Step 2. Prepare furanone: add 10ml of Na2HPO4 aqueous solution to the prepared conjugate, react at a certain temperature for 24 hours, add acetic acid to the solution to adjust the pH value of the solution, and then let the reacted solution stand at room temperature After cooling and standing for a period of time, the oil phase and the water phase were separated, and the water phase was concentrated and recovered sodium dihydrogen phosphate and returned to the cyclization reaction, and the waste water was discharged; Product, the crude furanone is obtained through freezing crystallization and centrifugal separation to obtain the crude furanone, and the crude furanone is dissolved in ethanol and ethyl acetate for extraction. The volume ratio of ethanol and ethyl acetate is 1:1.1-8.2, and filtered out. After the impurities are removed, freeze crystallization and centrifugal separation to obtain the finished furanone, and dry the wet furanone to obtain the finished furanone.[1]

Activity

The anti-oxidative function of furaneol. The protective activity of furaneol against superoxide radicals in lens tissue contributed to inhibiting the onset of spontaneous cataracts.Levels of thiobarbituric acid-reactive substances in lung were remarkably increased, and those in kidney and liver were slightly decreased by supplementation of furaneol.The study of the de-pigmenting capacity for furaneol showed that furaneol suppressed the phosphorylation of cAMP response element binding protein, which is induced by protein kinase A and suggested that furaneol may be an effective inhibitor of hyperpigmentation.
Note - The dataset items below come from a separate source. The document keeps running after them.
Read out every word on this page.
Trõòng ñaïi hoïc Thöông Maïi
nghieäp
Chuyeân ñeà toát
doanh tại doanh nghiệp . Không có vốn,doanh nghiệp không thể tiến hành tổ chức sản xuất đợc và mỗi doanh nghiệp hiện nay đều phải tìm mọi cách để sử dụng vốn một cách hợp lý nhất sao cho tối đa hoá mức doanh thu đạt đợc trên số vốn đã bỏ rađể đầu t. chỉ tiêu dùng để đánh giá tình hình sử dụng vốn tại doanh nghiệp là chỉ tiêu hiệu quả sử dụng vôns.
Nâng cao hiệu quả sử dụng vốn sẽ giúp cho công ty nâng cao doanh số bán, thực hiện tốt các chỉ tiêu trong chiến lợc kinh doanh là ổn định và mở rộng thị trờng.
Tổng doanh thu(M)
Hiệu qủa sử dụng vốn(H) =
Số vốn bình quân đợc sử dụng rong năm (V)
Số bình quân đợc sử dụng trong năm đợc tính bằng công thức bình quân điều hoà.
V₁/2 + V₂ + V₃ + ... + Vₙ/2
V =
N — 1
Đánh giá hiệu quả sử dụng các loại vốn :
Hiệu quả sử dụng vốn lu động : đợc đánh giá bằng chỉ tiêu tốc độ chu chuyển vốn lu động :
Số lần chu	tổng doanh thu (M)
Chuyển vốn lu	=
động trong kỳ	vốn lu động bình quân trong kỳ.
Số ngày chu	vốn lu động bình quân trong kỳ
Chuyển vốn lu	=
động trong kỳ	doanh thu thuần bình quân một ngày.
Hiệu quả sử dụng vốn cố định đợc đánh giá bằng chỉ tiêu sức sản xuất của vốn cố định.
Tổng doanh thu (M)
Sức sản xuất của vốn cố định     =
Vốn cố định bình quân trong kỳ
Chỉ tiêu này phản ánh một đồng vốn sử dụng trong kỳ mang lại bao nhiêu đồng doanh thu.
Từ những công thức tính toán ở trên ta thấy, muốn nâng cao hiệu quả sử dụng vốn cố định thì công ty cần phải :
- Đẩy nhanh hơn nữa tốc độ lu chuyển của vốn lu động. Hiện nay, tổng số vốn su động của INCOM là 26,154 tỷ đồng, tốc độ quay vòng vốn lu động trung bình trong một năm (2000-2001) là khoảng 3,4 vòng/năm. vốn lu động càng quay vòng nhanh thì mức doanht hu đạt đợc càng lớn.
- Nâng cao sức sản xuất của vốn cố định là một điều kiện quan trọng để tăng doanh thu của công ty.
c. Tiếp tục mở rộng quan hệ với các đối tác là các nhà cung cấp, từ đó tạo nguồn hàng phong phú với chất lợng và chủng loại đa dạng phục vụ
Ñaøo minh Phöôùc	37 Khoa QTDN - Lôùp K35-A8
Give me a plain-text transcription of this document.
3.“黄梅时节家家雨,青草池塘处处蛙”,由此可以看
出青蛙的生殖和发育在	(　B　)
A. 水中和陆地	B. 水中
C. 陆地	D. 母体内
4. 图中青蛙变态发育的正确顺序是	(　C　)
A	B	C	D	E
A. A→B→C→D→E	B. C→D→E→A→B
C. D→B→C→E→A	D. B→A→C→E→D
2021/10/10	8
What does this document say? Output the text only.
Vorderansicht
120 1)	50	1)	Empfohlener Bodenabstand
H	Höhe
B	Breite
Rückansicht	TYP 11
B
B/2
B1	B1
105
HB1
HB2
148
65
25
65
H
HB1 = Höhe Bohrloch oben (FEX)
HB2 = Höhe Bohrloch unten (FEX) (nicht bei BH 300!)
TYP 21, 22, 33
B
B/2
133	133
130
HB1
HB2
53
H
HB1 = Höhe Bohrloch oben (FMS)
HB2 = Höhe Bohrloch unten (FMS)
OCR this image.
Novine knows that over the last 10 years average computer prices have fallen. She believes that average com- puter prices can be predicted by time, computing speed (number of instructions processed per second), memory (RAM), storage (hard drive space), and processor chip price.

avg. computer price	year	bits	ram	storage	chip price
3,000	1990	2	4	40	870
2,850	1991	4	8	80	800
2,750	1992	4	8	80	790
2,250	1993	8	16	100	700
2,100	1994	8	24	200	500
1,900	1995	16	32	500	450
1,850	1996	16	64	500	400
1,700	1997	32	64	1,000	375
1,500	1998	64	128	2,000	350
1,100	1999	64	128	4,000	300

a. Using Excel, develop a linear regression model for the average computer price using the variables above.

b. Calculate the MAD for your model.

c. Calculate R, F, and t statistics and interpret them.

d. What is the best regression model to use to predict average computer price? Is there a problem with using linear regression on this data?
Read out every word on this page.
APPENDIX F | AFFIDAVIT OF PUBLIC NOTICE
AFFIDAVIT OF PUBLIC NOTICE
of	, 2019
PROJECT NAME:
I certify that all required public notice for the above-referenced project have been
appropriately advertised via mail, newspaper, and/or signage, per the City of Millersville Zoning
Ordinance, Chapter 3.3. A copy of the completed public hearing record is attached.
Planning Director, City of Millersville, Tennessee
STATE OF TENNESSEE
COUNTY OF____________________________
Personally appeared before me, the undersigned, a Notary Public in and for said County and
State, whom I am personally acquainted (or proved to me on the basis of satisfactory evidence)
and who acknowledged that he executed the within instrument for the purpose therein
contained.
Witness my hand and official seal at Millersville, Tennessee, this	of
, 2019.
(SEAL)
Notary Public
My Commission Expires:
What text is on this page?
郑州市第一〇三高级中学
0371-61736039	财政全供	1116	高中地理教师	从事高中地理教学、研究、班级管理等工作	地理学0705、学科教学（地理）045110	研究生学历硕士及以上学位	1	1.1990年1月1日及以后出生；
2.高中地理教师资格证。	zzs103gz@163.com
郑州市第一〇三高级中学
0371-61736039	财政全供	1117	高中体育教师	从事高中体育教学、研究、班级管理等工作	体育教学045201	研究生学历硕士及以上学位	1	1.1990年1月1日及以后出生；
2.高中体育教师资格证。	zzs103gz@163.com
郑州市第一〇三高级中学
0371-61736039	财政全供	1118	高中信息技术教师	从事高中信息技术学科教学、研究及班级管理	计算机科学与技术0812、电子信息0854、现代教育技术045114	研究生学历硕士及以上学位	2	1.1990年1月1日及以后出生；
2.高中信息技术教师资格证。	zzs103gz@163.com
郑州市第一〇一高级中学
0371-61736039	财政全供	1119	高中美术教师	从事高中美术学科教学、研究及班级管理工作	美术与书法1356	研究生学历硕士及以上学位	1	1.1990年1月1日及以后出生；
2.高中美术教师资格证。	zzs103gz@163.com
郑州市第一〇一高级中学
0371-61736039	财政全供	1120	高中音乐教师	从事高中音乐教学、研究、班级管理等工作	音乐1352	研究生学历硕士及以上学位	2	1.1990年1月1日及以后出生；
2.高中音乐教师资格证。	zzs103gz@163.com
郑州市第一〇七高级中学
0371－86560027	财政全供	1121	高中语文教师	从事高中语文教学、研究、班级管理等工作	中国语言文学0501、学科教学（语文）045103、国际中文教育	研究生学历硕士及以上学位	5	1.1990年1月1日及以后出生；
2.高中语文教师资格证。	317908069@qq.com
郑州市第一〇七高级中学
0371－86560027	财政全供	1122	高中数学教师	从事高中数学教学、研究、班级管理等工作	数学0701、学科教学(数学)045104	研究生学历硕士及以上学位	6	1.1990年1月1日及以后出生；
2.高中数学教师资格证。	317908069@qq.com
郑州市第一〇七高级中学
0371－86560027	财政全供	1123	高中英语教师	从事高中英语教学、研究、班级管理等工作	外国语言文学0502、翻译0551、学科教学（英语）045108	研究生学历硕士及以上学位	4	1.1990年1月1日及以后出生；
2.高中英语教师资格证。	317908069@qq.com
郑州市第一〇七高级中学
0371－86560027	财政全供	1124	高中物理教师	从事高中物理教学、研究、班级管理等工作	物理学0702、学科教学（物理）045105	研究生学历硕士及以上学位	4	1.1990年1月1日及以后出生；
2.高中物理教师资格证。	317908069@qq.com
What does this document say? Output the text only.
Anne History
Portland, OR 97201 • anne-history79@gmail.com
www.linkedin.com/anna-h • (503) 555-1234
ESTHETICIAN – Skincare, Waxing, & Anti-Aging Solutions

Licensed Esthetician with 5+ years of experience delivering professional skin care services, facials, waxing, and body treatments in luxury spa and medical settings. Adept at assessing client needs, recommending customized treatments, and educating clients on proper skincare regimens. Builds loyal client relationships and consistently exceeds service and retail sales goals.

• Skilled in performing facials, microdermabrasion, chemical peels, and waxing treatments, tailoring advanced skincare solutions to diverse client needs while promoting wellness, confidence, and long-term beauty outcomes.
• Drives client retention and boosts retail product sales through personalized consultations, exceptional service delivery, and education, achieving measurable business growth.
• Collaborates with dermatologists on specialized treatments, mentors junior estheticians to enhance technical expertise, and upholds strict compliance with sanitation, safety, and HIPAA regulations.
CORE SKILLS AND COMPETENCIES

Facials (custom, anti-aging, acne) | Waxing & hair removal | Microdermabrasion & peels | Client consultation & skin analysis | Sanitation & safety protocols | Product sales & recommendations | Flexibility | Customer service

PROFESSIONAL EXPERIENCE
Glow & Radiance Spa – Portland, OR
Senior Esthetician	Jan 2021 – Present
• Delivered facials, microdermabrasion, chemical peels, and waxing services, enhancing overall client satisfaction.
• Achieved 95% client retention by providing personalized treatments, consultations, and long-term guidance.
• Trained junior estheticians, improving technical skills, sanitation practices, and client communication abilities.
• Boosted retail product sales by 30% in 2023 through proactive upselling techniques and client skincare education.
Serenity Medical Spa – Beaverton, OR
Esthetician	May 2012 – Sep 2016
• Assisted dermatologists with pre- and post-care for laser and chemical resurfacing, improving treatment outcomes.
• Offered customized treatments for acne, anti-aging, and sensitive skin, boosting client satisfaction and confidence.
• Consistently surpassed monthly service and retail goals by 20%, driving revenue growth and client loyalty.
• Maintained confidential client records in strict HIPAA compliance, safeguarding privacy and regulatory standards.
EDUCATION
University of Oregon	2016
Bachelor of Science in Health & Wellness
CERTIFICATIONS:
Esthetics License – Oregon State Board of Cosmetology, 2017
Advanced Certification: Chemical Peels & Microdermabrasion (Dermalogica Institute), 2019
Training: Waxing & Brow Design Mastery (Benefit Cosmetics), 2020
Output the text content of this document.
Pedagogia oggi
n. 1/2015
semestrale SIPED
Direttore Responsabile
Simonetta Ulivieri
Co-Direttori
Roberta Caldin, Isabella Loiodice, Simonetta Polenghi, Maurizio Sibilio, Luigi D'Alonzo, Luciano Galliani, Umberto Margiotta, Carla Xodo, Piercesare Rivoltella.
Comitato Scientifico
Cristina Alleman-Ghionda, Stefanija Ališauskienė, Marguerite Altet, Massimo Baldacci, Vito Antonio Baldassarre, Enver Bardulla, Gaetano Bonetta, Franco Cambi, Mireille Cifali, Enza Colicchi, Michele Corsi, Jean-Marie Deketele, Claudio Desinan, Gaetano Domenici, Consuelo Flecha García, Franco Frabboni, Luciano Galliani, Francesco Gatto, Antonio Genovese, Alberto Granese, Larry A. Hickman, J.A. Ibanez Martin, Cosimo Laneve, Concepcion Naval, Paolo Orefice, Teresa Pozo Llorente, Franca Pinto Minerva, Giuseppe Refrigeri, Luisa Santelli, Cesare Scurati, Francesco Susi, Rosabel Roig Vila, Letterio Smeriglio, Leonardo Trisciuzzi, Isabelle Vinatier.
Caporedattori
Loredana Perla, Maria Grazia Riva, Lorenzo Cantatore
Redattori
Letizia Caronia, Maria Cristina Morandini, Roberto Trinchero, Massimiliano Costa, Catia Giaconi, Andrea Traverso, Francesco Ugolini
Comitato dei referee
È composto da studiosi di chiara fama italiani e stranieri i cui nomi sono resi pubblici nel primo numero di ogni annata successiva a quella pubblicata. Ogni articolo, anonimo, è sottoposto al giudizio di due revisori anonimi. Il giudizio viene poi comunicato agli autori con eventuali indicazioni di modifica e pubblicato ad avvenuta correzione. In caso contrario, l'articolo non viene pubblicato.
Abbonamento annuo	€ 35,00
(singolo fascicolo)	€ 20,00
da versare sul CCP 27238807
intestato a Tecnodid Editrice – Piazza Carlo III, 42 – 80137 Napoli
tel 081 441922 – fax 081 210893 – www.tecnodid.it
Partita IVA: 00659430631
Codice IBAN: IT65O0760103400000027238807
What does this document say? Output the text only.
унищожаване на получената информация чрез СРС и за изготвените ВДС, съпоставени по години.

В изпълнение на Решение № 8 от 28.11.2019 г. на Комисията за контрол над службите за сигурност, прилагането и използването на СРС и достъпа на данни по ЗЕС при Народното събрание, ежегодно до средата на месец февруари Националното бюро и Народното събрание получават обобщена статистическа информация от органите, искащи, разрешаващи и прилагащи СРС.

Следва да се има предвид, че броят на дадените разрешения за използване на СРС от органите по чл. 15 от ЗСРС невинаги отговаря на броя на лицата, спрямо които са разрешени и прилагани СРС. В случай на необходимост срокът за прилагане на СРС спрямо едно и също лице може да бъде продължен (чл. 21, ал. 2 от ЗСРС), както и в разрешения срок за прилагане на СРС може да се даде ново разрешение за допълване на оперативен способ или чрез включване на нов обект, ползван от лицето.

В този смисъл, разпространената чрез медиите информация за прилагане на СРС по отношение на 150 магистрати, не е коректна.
Furaneol also exhibited broad spectrum antimicrobial activity in an energy-dependent manner without hemolytic effect on human erythrocytes. And furaneol may have potential as an anti-infective agent in human microbial infections.Radiotracer studies identified carbohydrates as the natural precursors of furaneol and its derivatives.Furanones are also produced by yeast, bacteria and plants and show different physiological functions which are probably due to their redox activity.[2]

Application

Furaneol was defined as one of the key odorants in pineapples and has been frequently found in wines. Furaneol has been identified as one of the key odorants in Spanish aged red wines and in Bordeaux red wines. Furaneol also contributes to the aroma of human breast milk and to milk products such as nonfat dry milk and sweet whey powder.[2]

Reference

[1]Chen Q.Preparation of furaneol.[P]CN113773286. 2021,12,10.

[2]Schwab W. Natural 4-hydroxy-2, 5-dimethyl-3 (2 H)-furanone (furaneol?)[J]. Molecules, 2013, 18(6): 6936-6951.